Hardware-based deduplication legitimized the concept of backing up to disk. But deduplication alone is no longer as important as it used to be. The problem with hardware-based duplication is the data must be transferred to the backup appliance prior to the efficiency being applied. Many backup software solutions now provide deduplication, compression and change block backup to thin the size of the data transfer, as well as the amount of disk space the backup data set consumes.
Deduplication started as a method to optimize disk backup storage, enabling the price per GB of disk backup to get close enough to its nearest competitor, tape, to justify the advantages of backing up to disk. By moving deduplication to the software stack it can be combined with compression and change block tracking to not only make space consumption more efficient, but also make network transfers more efficient and lower the time that the backup application impacts the application being protected.
Thanks to capabilities like change block tracked backups and block-level incremental backup make even backup software based deduplication less critical. Modern applications require better backup storage targets, than the solutions that have been on the market for the last twelve years.
The Impact of Software Defined Deduplication
Moving deduplication and other data efficiency techniques to software is another part of the movement towards software-defined data center and software-defined storage (SDS) technologies.
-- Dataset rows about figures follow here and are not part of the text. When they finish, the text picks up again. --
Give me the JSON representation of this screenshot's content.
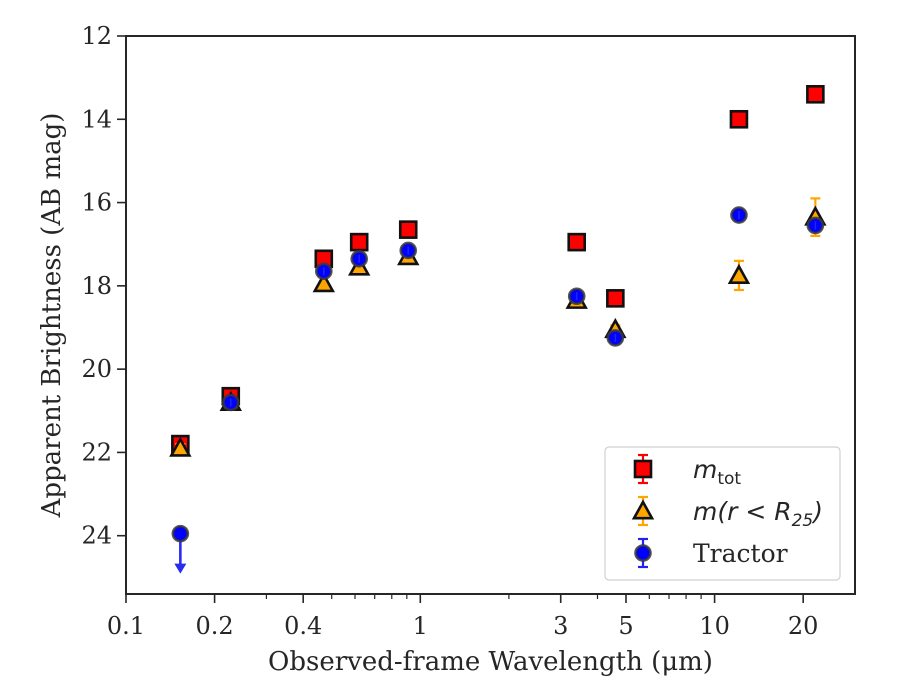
{
  "chart_data": {
    "type": "scatter",
    "title": "",
    "xlabel": "Observed-frame Wavelength (μm)",
    "ylabel": "Apparent Brightness (AB mag)",
    "xscale": "log",
    "xlim": [
      0.1,
      30
    ],
    "ylim": [
      25.4,
      12
    ],
    "y_inverted": true,
    "xticks": [
      {
        "value": 0.1,
        "label": "0.1"
      },
      {
        "value": 0.2,
        "label": "0.2"
      },
      {
        "value": 0.4,
        "label": "0.4"
      },
      {
        "value": 1,
        "label": "1"
      },
      {
        "value": 3,
        "label": "3"
      },
      {
        "value": 5,
        "label": "5"
      },
      {
        "value": 10,
        "label": "10"
      },
      {
        "value": 20,
        "label": "20"
      }
    ],
    "yticks": [
      {
        "value": 12,
        "label": "12"
      },
      {
        "value": 14,
        "label": "14"
      },
      {
        "value": 16,
        "label": "16"
      },
      {
        "value": 18,
        "label": "18"
      },
      {
        "value": 20,
        "label": "20"
      },
      {
        "value": 22,
        "label": "22"
      },
      {
        "value": 24,
        "label": "24"
      }
    ],
    "grid": false,
    "legend_position": "lower-right",
    "series": [
      {
        "name": "m_tot",
        "legend_main": "m",
        "legend_sub": "tot",
        "marker": "square",
        "color": "#ff0000",
        "edgecolor": "#111111",
        "errorcolor": "#ff0000",
        "points": [
          {
            "x": 0.153,
            "y": 21.8,
            "err": 0.1
          },
          {
            "x": 0.227,
            "y": 20.65,
            "err": 0.1
          },
          {
            "x": 0.47,
            "y": 17.35,
            "err": 0.05
          },
          {
            "x": 0.62,
            "y": 16.95,
            "err": 0.05
          },
          {
            "x": 0.91,
            "y": 16.65,
            "err": 0.05
          },
          {
            "x": 3.4,
            "y": 16.95,
            "err": 0.05
          },
          {
            "x": 4.6,
            "y": 18.3,
            "err": 0.05
          },
          {
            "x": 12.1,
            "y": 14.0,
            "err": 0.05
          },
          {
            "x": 22.0,
            "y": 13.4,
            "err": 0.05
          }
        ]
      },
      {
        "name": "m(r < R_25)",
        "legend_main": "m(r < R",
        "legend_sub": "25",
        "legend_tail": ")",
        "marker": "triangle",
        "color": "#ffa500",
        "edgecolor": "#111111",
        "errorcolor": "#ffa500",
        "points": [
          {
            "x": 0.153,
            "y": 21.9,
            "err": 0.1
          },
          {
            "x": 0.227,
            "y": 20.8,
            "err": 0.1
          },
          {
            "x": 0.47,
            "y": 17.95,
            "err": 0.05
          },
          {
            "x": 0.62,
            "y": 17.55,
            "err": 0.05
          },
          {
            "x": 0.91,
            "y": 17.3,
            "err": 0.05
          },
          {
            "x": 3.4,
            "y": 18.35,
            "err": 0.05
          },
          {
            "x": 4.6,
            "y": 19.05,
            "err": 0.1
          },
          {
            "x": 12.1,
            "y": 17.75,
            "err": 0.35
          },
          {
            "x": 22.0,
            "y": 16.35,
            "err": 0.45
          }
        ]
      },
      {
        "name": "Tractor",
        "legend_main": "Tractor",
        "marker": "circle",
        "color": "#0000ff",
        "edgecolor": "#3a3a3a",
        "errorcolor": "#2222ee",
        "points": [
          {
            "x": 0.153,
            "y": 23.95,
            "err": 0,
            "upper_limit": true
          },
          {
            "x": 0.227,
            "y": 20.8,
            "err": 0.05
          },
          {
            "x": 0.47,
            "y": 17.65,
            "err": 0.05
          },
          {
            "x": 0.62,
            "y": 17.35,
            "err": 0.05
          },
          {
            "x": 0.91,
            "y": 17.15,
            "err": 0.05
          },
          {
            "x": 3.4,
            "y": 18.25,
            "err": 0.05
          },
          {
            "x": 4.6,
            "y": 19.25,
            "err": 0.05
          },
          {
            "x": 12.1,
            "y": 16.3,
            "err": 0.05
          },
          {
            "x": 22.0,
            "y": 16.55,
            "err": 0.1
          }
        ]
      }
    ]
  }
}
The same processing-power excess that enables sophisticated SDS solutions to run on commodity servers, also enables backup software solutions to provide these features. Furthermore, by moving data efficiency to the software, the organization also gains flexibility when selecting their backup hardware, a benefit that can significantly reduce overall costs.
Traditional hardware-based deduplication is locked into the hardware a vendor offers. In the modern data center, this hardware lock-in strategy is no longer acceptable. Data centers need the opportunity to leverage the hardware of their choosing, to adopt high-capacity hard disk drives as soon as they become available, and to even support flash media when the need justifies the investment.
If your organization is moving towards a cloud-centric operating, here’s another key consideration: Software-based data efficiency provides flexibility in where the data protection hardware can reside. It can be either on-prem or in the cloud. If your data efficiency relies on specific hardware, you’ve lost that option.
What Should Dedupe-less Hardware Look Like?
Deploying data efficiency within your backup servers provides several other benefits. First, it frees up the backup storage to focus on a single task: storage. Deduplication does extract a toll on CPU and RAM. If that function is deployed on the storage, it naturally increases the performance requirements and therefore the cost of the storage hardware. Locating that function on the media servers drives down overall costs.
The second benefit is the organization can more easily resolve the major challenge that all backup architectures face eventually: scaling to meet capacity demands. The problem with most hardware-based backup appliances is their legacy architecture. One of the limitation is they can’t scale and they force customer to use complex scale-out architectures to overcome the limitation of poor software design. This means they are purchased with excess CPU and memory, and then dumb shelves are added to the main controller. Ultimately, you reach the limit as to exactly how much capacity they can support. At that point you have to either add and manage another system, upgrade the controller of the current system or replace the entire architecture.
Disk deduplication is something that may be best applied in backup software (if at all) – the hardware that used to count on the deduplication feature to justify its existence can do so no longer. This fact, combined with the larger trend towards software-defined storage, explains why organizations need a differing storage strategy that can advance the state of backup storage targets to provide hardware flexibility, scaling and location independence, including the cloud.